平民と貴族
涼んでいくというベラーナと別れ、伊蔵はミミルが起こした風に乗り、抱きついた彼女に運ばれる形でフィアがいるだろう軍施設へと降り立った。
施設では南部の各地に食料を送るべく白魔女達が忙しく立ち回っていた。
その敷地内の一画に大きな箱を背に乗せた獅子像が並んでいる。
「ねぇ、伊蔵。アレって東側の兵器よねぇ?」
「うむ、白魔女が融合した兵器と聞いておる」
「何でその兵器があんな所に並んでいるの?」
「フィア殿が使い魔にしたら言う事を聞く様になっての。
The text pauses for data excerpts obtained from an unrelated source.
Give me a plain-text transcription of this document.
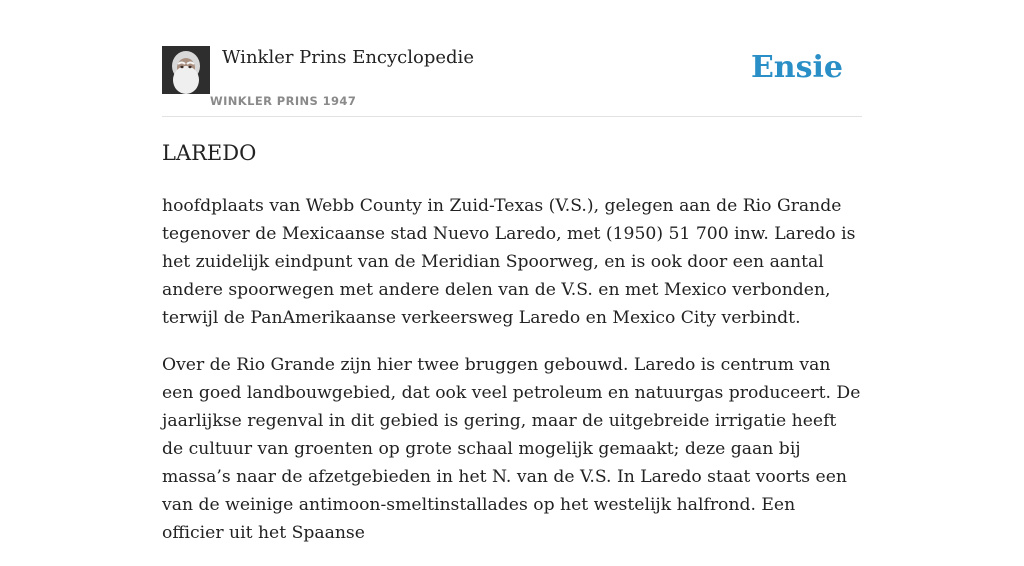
Winkler Prins Encyclopedie
WINKLER PRINS 1947
Ensie
LAREDO

hoofdplaats van Webb County in Zuid-Texas (V.S.), gelegen aan de Rio Grande tegenover de Mexicaanse stad Nuevo Laredo, met (1950) 51 700 inw. Laredo is het zuidelijk eindpunt van de Meridian Spoorweg, en is ook door een aantal andere spoorwegen met andere delen van de V.S. en met Mexico verbonden, terwijl de PanAmerikaanse verkeersweg Laredo en Mexico City verbindt.

Over de Rio Grande zijn hier twee bruggen gebouwd. Laredo is centrum van een goed landbouwgebied, dat ook veel petroleum en natuurgas produceert. De jaarlijkse regenval in dit gebied is gering, maar de uitgebreide irrigatie heeft de cultuur van groenten op grote schaal mogelijk gemaakt; deze gaan bij massa’s naar de afzetgebieden in het N. van de V.S. In Laredo staat voorts een van de weinige antimoon-smeltinstallades op het westelijk halfrond. Een officier uit het Spaanse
今は人手不足ゆえ食料の輸送を手伝ってもらっておる」
「アレってそんな事が出来るんだ……」
「元は人であるらしいから、何とか戻してやりたいが……」
ミミルの部下であるトーガ達を引き連れ、話をしながら施設の責任者であるオルファの執務室を目指す。
黒き魔女であるミミル達は御使い達の視線を集めたが、伊蔵がいる事とベラーナ達がうろついていた事で一瞬注目されただけで彼らは自分の仕事に戻っていった。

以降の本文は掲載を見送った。